I think that magic threshold number of $4.00 a gallon gas is no longer valid. Try five or six to get people really looking to trade in their cars for bicycles. To be sure people will grumble about paying $4 but we've been hovering too long around that number for it to have the psychological impact it once did.
Anyway, here is an excerpt from the article from SFGate. I like that they don't just focus on the bigger CA cities but talk about smaller places making investments in cycling infrastructure which makes it more pertinent to a city like Reno:
Among the first cities trying to get people peddling was Long Beach, California's seventh most populous city. The Southern California city installed the country's first bike transit center in 1996, and now features more than 120 miles of bike lanes and paths.
The city has seen a 50 percent increase this year in the number of people who bike and walk to work, said Allan Crawford, Long Beach's bike coordinator.

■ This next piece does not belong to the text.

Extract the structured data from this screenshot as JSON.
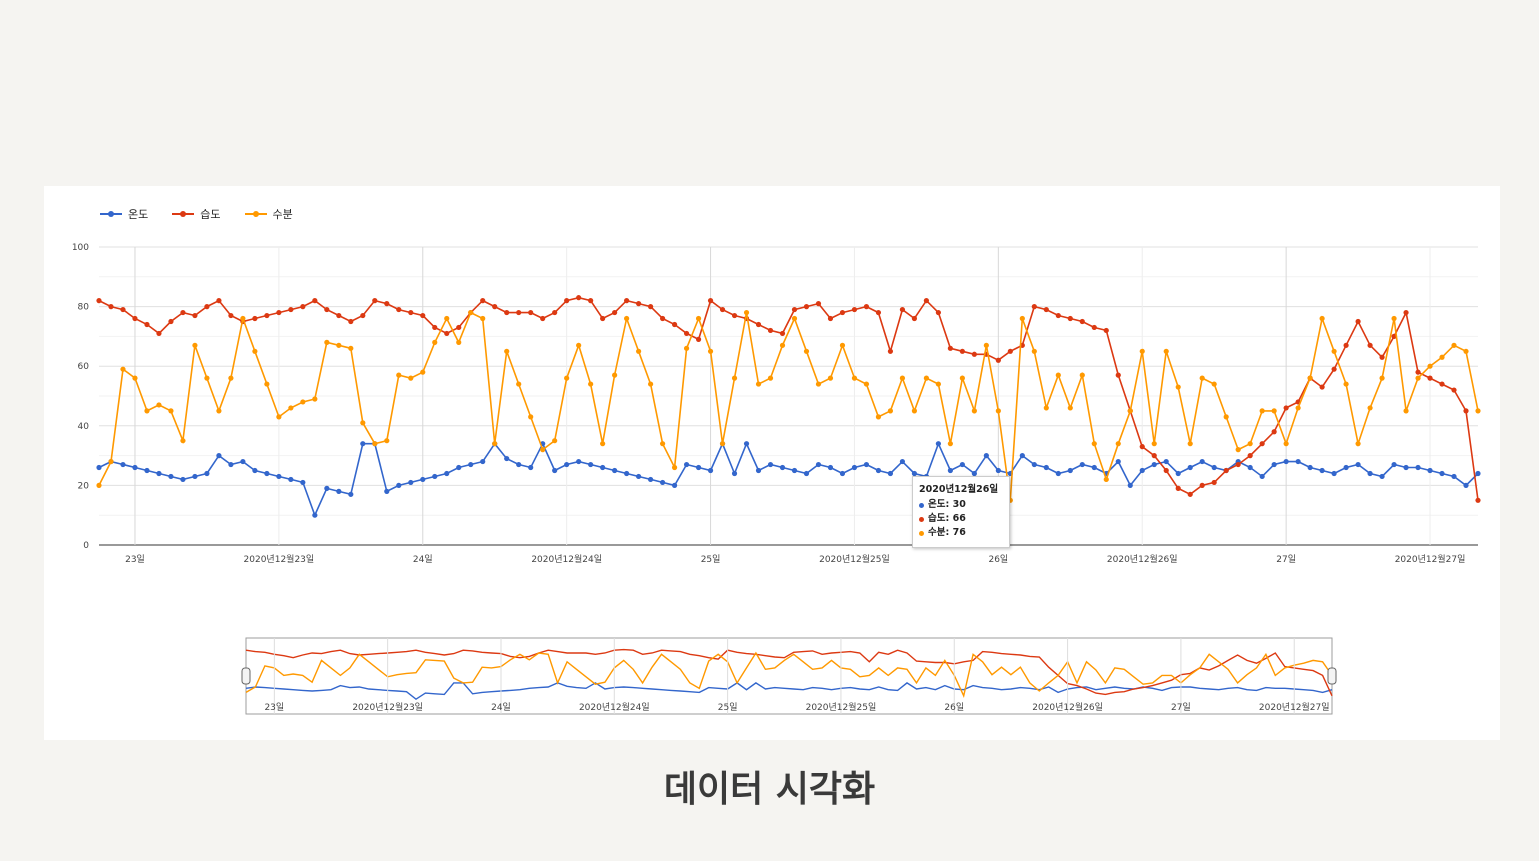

It's not only about getting people to cycle long distances to work — although that has increased, too. Cities are focusing on the short trips to the grocery store, or families getting the kids to school.
Short drives account for 37 percent of all car trips, and use a lot of fuel.
"Take any given point in the city and draw a one-mile radius around it, and you've got 10,000 people who live within that radius. Our focus is really on those short bike trips ... to the grocery store and to get the kids to school," Crawford said.
"The question is: How do we get people out of the mindset of getting into their car?"
This same question was asked in hilly San Francisco, where chilly fog and geography are a challenge for getting people to bike to work and school.
The increase in San Francisco cyclists since 2008 came after the city spent $4.5 million in public money on 23 miles of new bicycle lanes stretching from the bay to the Pacific Ocean. Dedicated, separated bike lanes have been sprouting up on streets throughout the city and have made cycling safer.
It's not just major cities reacting to residents' call for more bike-friendly projects.
Davis in Northern California has one of the highest rates of bicycling in the nation, with 17 percent of its 64,000 residents using a bike to commute to work and 41 percent calling bikes their primary mode of transportation, according to a study by the Bicycle Federation of America.